В жизни почти каждого воспитателя бывают минуты, когда он теряет контроль над собой, может непоправимо испортить несправедливостью долголетний труд, навсегда восстановить против себя ребенка, лишиться авторитета. Этих минут затмения, после которых долго бывает мучительно стыдно, надо избегать, как глубокой ямы в реке.

Беседа подозвал Артема. Срывающимся голосом закричал так, что ребята, стоящие вдали, насторожились:

- Как вы смеете позорить нас!

Артем, ничего не понимая, поднял глаза на капитана и, увидя его лицо - бледное, расстроенное, гневное, - таким оно никогда еще не было, - испугался. - Не за себя, хотя и понял сразу, что его обвиняют в чем-то тяжелом и несправедливом а за этого человека, ставшего для него родным отцом.

- Товарищ капитан, - успокаивающей скороговоркой зачастил он, - да вы не волнуйтесь… вы успокойтесь… товарищ капитан…

- Уходите с моих глаз! - провалился в яму Беседа. - Немедленно! - Офицер забегал в палатке, лихорадочно раскуривая трубку. "Значит, ничто не пошло ему в прок, опять за старое взялся… все, что я делал - бессмыслица… Значит, обманывался, считая, что добился правдивости, не оправдалась моя доверчивость, с которой отдавал на хранение любому в отделении ключи от своего шкафа, преждевременна была радость при виде нетронутой, "случайно" забытой им соблазнительной вещи. И глубокая вера, с которой говорил отделению: "У нас все честные" - оказалась самовнушением!".

А часом позже снова пришли воспитатель и пострадавший. На нем был ремень и малыш довольно улыбался.

- Ошибся, - как ни в чем не бывало, объяснил он, - мы в другой роте ремень мой нашли.

Лоснящиеся щеки крепыша показались Беседе отвратительными. Он отвернулся. Надо было исправлять свою ошибку. Офицер собрал отделение. Рассказал о происшедшем. С трудом подняв глаза, мысленно нанося самому себе удар, сказал:

- Я виноват перед вами, что мог дурно подумать об одном из членов нашего коллектива. А вас, Каменюка, прошу извинить меня вдвойне - за несправедливость.

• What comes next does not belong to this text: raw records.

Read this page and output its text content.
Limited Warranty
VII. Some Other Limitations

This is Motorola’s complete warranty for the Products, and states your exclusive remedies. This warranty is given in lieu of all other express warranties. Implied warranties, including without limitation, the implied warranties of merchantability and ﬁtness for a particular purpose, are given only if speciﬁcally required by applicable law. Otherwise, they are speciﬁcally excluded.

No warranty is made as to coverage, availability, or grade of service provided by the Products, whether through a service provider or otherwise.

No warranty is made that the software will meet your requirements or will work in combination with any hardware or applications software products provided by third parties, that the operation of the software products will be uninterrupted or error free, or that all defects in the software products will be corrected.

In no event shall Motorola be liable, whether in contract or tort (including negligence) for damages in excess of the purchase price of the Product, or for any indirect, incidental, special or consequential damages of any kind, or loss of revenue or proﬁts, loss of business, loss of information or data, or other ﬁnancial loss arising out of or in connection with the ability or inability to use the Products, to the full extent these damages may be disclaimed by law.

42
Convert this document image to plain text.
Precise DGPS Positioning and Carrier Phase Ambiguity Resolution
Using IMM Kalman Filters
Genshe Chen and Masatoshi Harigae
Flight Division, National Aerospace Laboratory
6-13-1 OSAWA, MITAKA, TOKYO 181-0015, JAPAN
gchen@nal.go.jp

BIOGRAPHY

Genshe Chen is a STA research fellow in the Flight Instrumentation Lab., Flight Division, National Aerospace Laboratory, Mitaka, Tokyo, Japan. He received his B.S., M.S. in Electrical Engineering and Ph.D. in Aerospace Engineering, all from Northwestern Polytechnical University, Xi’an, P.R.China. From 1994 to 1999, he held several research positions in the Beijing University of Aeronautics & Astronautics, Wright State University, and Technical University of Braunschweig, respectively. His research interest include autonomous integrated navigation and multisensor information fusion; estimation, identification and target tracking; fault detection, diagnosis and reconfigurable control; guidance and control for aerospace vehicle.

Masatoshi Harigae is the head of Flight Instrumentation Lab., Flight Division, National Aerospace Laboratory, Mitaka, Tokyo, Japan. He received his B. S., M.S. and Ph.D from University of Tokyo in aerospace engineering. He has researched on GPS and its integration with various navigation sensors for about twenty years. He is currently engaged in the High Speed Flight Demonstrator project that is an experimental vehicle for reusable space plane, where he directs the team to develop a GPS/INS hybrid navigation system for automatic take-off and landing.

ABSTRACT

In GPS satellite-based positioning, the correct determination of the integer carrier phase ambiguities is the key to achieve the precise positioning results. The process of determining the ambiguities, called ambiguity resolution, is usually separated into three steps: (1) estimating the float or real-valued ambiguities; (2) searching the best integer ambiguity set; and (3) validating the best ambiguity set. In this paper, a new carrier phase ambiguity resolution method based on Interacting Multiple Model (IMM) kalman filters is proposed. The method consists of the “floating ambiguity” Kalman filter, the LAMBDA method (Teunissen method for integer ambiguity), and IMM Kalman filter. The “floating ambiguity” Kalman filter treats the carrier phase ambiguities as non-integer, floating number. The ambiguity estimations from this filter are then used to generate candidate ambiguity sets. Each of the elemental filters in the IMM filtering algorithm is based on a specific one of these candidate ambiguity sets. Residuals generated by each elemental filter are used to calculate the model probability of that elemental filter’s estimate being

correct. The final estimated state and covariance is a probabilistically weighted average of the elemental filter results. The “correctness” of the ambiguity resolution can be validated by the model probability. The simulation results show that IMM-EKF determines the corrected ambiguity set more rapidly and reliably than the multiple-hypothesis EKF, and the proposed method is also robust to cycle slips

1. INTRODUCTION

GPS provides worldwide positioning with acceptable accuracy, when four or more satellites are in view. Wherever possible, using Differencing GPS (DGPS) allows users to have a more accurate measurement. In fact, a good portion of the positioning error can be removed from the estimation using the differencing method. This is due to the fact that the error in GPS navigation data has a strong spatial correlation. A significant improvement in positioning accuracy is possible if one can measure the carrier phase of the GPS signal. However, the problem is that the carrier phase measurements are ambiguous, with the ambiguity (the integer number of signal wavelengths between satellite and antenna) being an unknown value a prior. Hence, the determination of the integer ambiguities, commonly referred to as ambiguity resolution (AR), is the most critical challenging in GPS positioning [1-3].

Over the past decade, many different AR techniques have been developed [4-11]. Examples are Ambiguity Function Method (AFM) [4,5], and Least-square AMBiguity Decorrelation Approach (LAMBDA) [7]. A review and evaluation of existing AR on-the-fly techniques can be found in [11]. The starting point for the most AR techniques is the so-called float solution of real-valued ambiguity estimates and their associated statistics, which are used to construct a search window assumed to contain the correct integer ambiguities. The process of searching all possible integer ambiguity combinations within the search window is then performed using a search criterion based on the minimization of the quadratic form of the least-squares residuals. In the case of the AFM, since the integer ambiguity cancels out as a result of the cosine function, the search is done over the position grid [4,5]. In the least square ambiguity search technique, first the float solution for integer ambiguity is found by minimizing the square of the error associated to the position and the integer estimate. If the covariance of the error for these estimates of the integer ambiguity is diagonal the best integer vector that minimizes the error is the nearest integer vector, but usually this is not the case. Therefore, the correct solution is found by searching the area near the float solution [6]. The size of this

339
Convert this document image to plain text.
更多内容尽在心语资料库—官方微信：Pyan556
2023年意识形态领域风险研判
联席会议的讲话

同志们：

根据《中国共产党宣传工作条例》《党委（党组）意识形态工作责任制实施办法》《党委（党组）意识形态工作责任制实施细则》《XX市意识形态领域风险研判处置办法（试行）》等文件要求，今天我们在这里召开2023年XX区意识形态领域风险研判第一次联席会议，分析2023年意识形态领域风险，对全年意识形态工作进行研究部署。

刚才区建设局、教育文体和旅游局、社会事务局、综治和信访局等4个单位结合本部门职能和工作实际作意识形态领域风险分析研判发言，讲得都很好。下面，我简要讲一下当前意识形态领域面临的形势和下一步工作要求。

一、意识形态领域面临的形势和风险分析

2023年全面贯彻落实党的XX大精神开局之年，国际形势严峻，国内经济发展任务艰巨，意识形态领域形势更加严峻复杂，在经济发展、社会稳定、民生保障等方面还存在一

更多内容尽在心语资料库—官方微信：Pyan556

Артем не знал, что ответить, смущенно бормотал: "Да ну, что вы, товарищ капитан, ну, что вы?"

Все деликатно молчали; в этом молчании проступали гордость и достоинство. И по тому, как смотрели ребята на Алексея Николаевича с сочувственным участием, как смотрят на человека, перенесшего болезненный припадок, он понял, что помилован.

* * *

…Сергей Павлович посоветовал секретарю комсомольской организации первого взвода Гербову провести в воскресенье комсомольский вечер "У карты родины" и пригласить молодежь из Яблоневки. Комсомольцы с большой охотой взялись за подготовку этого вечера. Андрей смастерил огромную карту; крохотными вышками, заводиками, плотинами обозначил на ней новостройки пятилетки. Карту вывесили на поляне, на двух деревцах.

Когда на противоположном берегу реки показались гости - юноши и девушки, их встретили песней:

Широка страна моя родная,
Много в ней лесов, полей и рек…

Впереди, по мосту, с ремнем баяна через плечо, шагал шустрый, чубатый паренек в белой шелковой рубахе. Едва ступив на берег, он широко растянул меха, и гости подхватили песнь о родине.

На поляне стало многолюдно и весело. Знакомились, рассаживались на траве, перебрасывались шутками.

Капитан Боканов подошел к карте. Наступила тишина. Только из-за реки раздавался приглушенный рокот моторов да в лесу перекликнулись и затихли мужские голоса. Офицер начал говорить и, следуя глазами за его указкой, то поднимающейся, то опускающейся по карте, все вдруг ясно представили - широкие воды новых каналов, зеленые кольца лесных полос, огни домен, вышки элеваторов…

Слушая, все словно набирали на самолете высоту, и перед ними расстилались необъятные просторы родной земли: возрождался славный. Сталинград, дымил трубами порт Дальний, разрезал величавые воды Балтики сторожевой корабль и вечнозеленые ели у мавзолея несли бессменный караул.

- В половине первого ночи, - негромко говорил офицер, - когда мы будем крепко спать, московский диктор приветливо обратиться к слушателям Владивостока - Доброе утро, товарищи! - И в эти же для нас ночные часы, из Москвы на тридцати двух языках мира, начнут передавать последние известия… Жители Индии, Норвегии, Австралии услышат, правдивый рассказ о жизни наших колхозников, о рабочем изобретателе, заслужившем высокое звание лауреата… А в окнах дома, за Кремлевскими стенами, долго еще будет гореть свет. Это, склонившись над столом, любимый Сталин думает о нашем. Завтра…

Сергей Павлович умолк. Наступила та чуткая тишина, которую не хочется нарушить словом или движением, чтобы не спугнуть вызванного видения.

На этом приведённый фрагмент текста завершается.